In June, personal consumption surged by 1.07% to $17.14 trillion, while personal income rose by 0.62% to $21.74 trillion. Excluding food and energy, consumption increased 0.85% to $14.98. Spending on durable goods rose 1.53% to $2.12 trillion, while spending on non-durable goods increased 1.68% to $3.81 trillion. Spending on services was 0.78% higher last month, coming in at $11.21 trillion.  

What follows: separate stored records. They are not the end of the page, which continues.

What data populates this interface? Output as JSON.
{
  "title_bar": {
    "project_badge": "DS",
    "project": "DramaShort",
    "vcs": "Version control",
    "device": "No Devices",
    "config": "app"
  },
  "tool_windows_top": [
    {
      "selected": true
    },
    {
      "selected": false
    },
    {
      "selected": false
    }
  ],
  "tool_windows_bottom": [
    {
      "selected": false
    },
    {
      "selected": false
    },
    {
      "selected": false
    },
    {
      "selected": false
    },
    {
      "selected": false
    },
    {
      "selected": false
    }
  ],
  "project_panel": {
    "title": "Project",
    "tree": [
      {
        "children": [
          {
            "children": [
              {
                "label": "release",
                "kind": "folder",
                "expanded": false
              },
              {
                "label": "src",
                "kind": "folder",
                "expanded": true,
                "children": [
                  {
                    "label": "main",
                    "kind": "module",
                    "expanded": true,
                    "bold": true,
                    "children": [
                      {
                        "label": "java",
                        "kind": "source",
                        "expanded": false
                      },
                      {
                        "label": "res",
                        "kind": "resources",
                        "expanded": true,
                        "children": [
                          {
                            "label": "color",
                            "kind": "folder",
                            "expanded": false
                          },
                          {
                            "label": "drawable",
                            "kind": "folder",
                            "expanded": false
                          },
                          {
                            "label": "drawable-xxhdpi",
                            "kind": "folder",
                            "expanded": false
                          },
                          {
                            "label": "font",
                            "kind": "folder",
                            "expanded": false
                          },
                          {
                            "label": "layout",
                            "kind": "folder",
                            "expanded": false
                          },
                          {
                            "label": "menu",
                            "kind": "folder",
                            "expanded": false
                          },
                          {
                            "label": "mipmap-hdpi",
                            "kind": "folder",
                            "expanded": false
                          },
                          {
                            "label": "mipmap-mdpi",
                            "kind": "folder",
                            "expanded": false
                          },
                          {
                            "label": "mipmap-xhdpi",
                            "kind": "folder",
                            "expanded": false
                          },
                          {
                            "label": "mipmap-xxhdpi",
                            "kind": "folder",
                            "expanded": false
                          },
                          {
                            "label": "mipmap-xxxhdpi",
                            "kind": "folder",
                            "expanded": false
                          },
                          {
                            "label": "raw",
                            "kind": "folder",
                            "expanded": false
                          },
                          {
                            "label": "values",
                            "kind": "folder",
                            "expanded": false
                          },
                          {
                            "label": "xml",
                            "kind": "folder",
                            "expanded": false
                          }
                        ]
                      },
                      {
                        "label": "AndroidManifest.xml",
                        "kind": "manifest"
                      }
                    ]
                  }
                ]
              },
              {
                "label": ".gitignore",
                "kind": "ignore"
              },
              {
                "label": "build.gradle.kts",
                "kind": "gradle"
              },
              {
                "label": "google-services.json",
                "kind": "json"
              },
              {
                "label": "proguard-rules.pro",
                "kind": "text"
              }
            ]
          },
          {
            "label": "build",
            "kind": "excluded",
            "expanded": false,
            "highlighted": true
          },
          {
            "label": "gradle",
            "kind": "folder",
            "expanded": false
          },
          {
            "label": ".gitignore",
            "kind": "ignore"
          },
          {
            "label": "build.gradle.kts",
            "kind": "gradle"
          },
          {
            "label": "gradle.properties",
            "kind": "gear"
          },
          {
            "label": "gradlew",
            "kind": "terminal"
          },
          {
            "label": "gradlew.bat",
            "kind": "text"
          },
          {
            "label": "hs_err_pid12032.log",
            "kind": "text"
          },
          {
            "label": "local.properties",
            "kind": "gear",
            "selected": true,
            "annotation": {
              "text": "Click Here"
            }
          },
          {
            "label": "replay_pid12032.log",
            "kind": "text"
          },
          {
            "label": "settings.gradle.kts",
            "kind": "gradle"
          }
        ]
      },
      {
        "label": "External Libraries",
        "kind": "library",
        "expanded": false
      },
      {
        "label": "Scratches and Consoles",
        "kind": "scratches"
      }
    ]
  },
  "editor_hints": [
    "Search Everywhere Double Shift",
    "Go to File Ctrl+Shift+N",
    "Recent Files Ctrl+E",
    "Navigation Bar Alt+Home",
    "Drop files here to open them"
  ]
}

Consumer spending accelerated last month, largely fueled by soaring prices. The PCE price index saw its largest monthly increase in more than forty years—a whopping 1.0%—and rose by 6.8% on an annual basis. Of course, PCE inflation hitting its highest level since 1982 is hardly a surprise to anyone after the CPI print earlier this month. Energy prices were naturally responsible for a good portion of June’s worse-than-expected inflation; however, price pressures were broader than in previous months as well. Core prices rose 0.6% last month, doubling May’s increase of 0.3%. The annual rate of the Fed’s preferred inflation measurement increased from 4.7% to 4.8%, meaning that it is trending upwards again.  

Spending growth in real terms has decelerated drastically. Consumers are being squeezed by higher prices, with their inflation-adjusted incomes being eroded month after month despite some significant wage gains. Despite incomes rising by 0.6% last month, workers ended up taking a 0.3% pay cut in real terms. Even the significant savings that consumers built up during the pandemic are starting to evaporate. Personal savings declined to their lowest level since 2016 and the savings rate is at levels consistent with the 2008-2009 recession. This is very relevant given the most recent GDP print, which showed a 0.9% contraction. Consumer spending—the largest component of GDP by far—still managed to increase according to the latest advance estimate, but the annualized rate declined from 1.8% to 1.0%. With falling real incomes and dwindling savings, it is unclear how much longer consumers will be able to bear higher prices, and how much longer they will be able to continue driving whatever economic activity is left.